The Bluestone Review 2025

Prose

Segment from Forthcoming Novel: The Secret of Hill Grove

Larry Ellis

MY LIFE has never again been as privileged as it was in my senior year in high school. I was an honor student, at the very top pf my class, and I admit now only for the purpose of telling this story, one of the prettiest girls in the school. One of the many benefits of my status was that of being an aide to Miss Delaney, the school librarian. At the end of many of those school days, when the afternoon had been long and the last classroom seemed like a prison cell, some office aide would carry a note to my teacher, asking her to release me to report to the library upstairs. Since I had the highest grade in Spanish III, my teacher never objected to my absence. That may not sound like much now, but then and there it was a ticket to freedom. In the library I could come and go as I pleased. The “work” was next to nothing and on most days, I’d be finished in twenty minutes and receive the praise of an overworked and lonely Miss Delaney and then be free to relax.

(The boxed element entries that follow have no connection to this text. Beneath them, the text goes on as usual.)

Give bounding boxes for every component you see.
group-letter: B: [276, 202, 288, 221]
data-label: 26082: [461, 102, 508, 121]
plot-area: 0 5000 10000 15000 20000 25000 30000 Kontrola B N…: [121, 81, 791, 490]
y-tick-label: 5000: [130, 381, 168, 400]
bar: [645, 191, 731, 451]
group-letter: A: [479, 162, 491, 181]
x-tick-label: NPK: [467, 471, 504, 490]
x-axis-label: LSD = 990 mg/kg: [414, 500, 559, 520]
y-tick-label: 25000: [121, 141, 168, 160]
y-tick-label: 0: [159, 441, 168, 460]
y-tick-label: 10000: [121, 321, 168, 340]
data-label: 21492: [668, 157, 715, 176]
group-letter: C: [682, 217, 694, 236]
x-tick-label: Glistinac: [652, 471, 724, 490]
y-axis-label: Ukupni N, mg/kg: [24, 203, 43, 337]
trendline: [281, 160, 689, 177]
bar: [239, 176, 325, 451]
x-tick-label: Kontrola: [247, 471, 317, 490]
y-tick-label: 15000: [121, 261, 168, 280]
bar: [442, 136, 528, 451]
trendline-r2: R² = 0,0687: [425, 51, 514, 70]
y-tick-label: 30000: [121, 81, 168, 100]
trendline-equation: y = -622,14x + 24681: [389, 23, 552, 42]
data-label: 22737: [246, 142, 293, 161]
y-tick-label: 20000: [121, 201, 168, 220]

It was my habit then to walk down to the end of the hallway and stand in front of the tall window and look out across the back campus. My window was directly above one of the rear exits. Beside the walkway that led from that double-doorway a bald circle had been worn in the lawn where boys regularly congregated to smoke. That place was most crowded between classes and during lunch break, but it seemed that there was almost always a little knot of boys there, every minute of the day. This day was no exception. There was a gang of guys there and the meeting was being orchestrated, as usual, by Benny Kinder. He was a super-senior, having been held back a year as a sophomore, and he was bigger and heavier than anyone else in the group and had a reputation for being a mean fighter. He held court at that spot on a regular basis. The others in the little klatch knew to laugh at his jokes and to go along with his proposals. This afternoon I was going to be shown a bit of drama that was far outside of my normal ambit. It was such a revelation that now as I think of it, I wonder if I had a premonition and knew in some wordless way that something new was coming.